Mass protests are happening around the nation for extremely good reasons—not just the killings of George Floyd and Breonna Taylor but generations of racist policing—but they have an added element of danger during a pandemic. Los Angeles Mayor Eric Garcetti warned that the protests could become “super-spreader events,” and some public health experts echoed that concern. “All things considered, there’s little doubt that these protests will translate into increased risk of transmission for COVID-19,” Boston Children’s Hospital and Harvard Medical School computational epidemiologist Maimuna Majumder told The Atlantic.
And yet. “I personally believe that these particular protests—which demand justice for black and brown bodies that have been brutalized by the police—are a necessary action,” she said. “Structural racism has been a public-health crisis for much longer than the pandemic has.”

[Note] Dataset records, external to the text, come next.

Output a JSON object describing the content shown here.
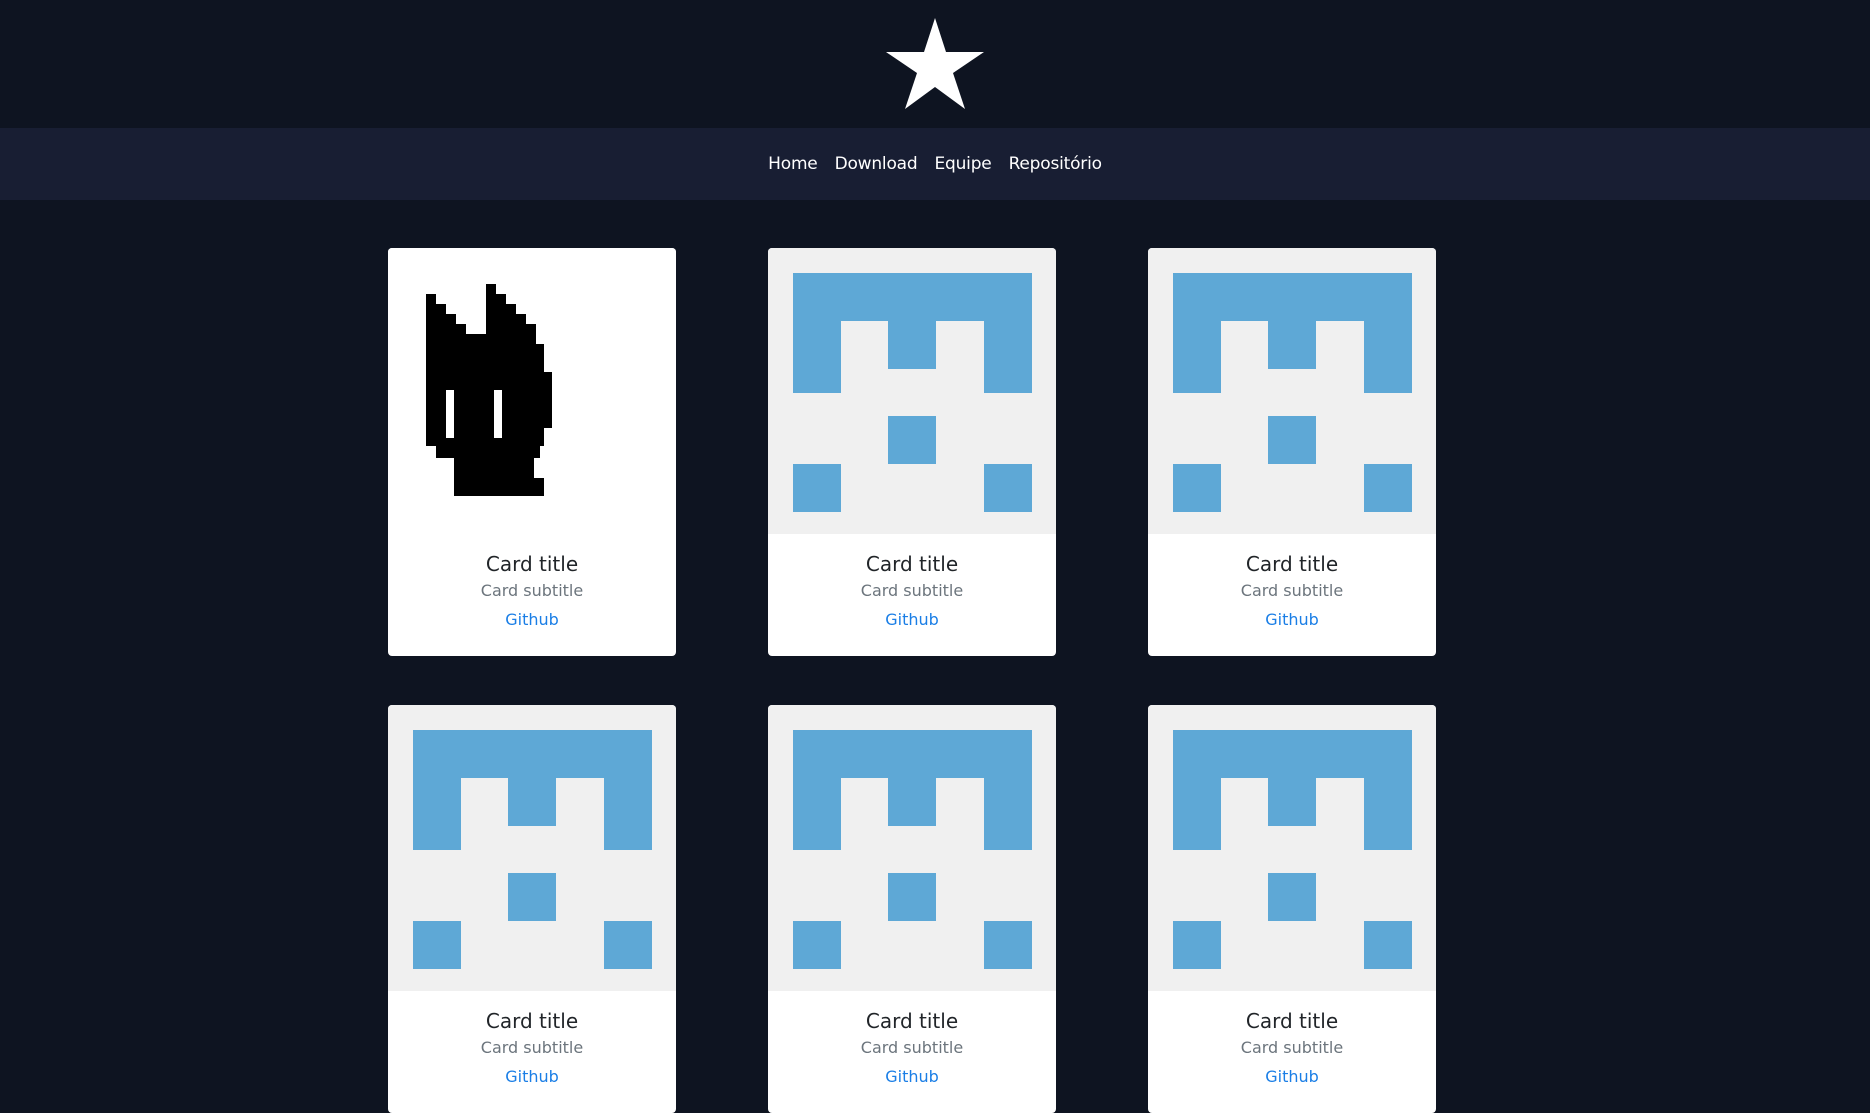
{
  "logo": {
    "icon": "star-icon",
    "color": "#ffffff"
  },
  "nav": {
    "items": [
      {
        "label": "Home"
      },
      {
        "label": "Download"
      },
      {
        "label": "Equipe"
      },
      {
        "label": "Repositório"
      }
    ]
  },
  "cards": [
    {
      "image": "pixel-cat",
      "title": "Card title",
      "subtitle": "Card subtitle",
      "link": "Github"
    },
    {
      "image": "identicon",
      "title": "Card title",
      "subtitle": "Card subtitle",
      "link": "Github"
    },
    {
      "image": "identicon",
      "title": "Card title",
      "subtitle": "Card subtitle",
      "link": "Github"
    },
    {
      "image": "identicon",
      "title": "Card title",
      "subtitle": "Card subtitle",
      "link": "Github"
    },
    {
      "image": "identicon",
      "title": "Card title",
      "subtitle": "Card subtitle",
      "link": "Github"
    },
    {
      "image": "identicon",
      "title": "Card title",
      "subtitle": "Card subtitle",
      "link": "Github"
    }
  ],
  "colors": {
    "background": "#0e1421",
    "navbar": "#181e33",
    "identicon": "#5ea8d6",
    "link": "#1a7ee6"
  }
}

The good news as far as coronavirus transmission and the protests goes is that they are outside, which means the virus spreads out in lots of fresh air rather than being gathered up in an enclosed space. And, unlike anti-shutdown protests a few weeks ago, many protesters are masked. The bad news, though, is a lot of things, starting with the frequency of COVID-19 transmission by asymptomatic carriers.
Protesters can help reduce the risk of transmission by making noise through drumming or playing music, public health experts said, rather than chanting and shouting, which involve exhaling lots of virus and inhaling lots of other people’s air. Majumder also recommended that protesters wear goggles and carry saline spritz, because if they are pepper sprayed: “Soothing the irritant with a sterile solution can reduce coughing and sneezing, which are some of the major pathways through which the novel coronavirus is spread.”
But as with so many of the physical dangers of these protests, the actions of police are dramatically increasing the likelihood that protests will become super-spreader events.
”If they are channeling crowds into tight spaces for security and control; if they’re removing their masks; if they’re preventing protesters from using drums or amplified music instead of using their voices, which we know are a vector for transmission; or if they’re arresting protesters and holding them in jail […] these potential activities that police are using for security and control of a protest might in themselves increase the risk of transmission of COVID,” Alexandra Phelan, a global health law professor at Georgetown, told The Atlantic.
Like Majumder, she saw the protests as important despite the pandemic—and, from a legal standpoint, said forcing them to shut down would be legally and constitutionally questionable. “Public health is about minimizing risks, and there are other risks we are thinking about minimizing with these protests, beyond COVID.”
It’s also important to remember that many states may well have had coronavirus spikes coming not because of protests but because they started reopening before it was safe to do so. If and when those spikes come, it’s important not to reflexively blame the most recent thing to happen—the protests—without thinking also of all the other bad decisions coming from state and local governments (and, heaven knows, the federal government).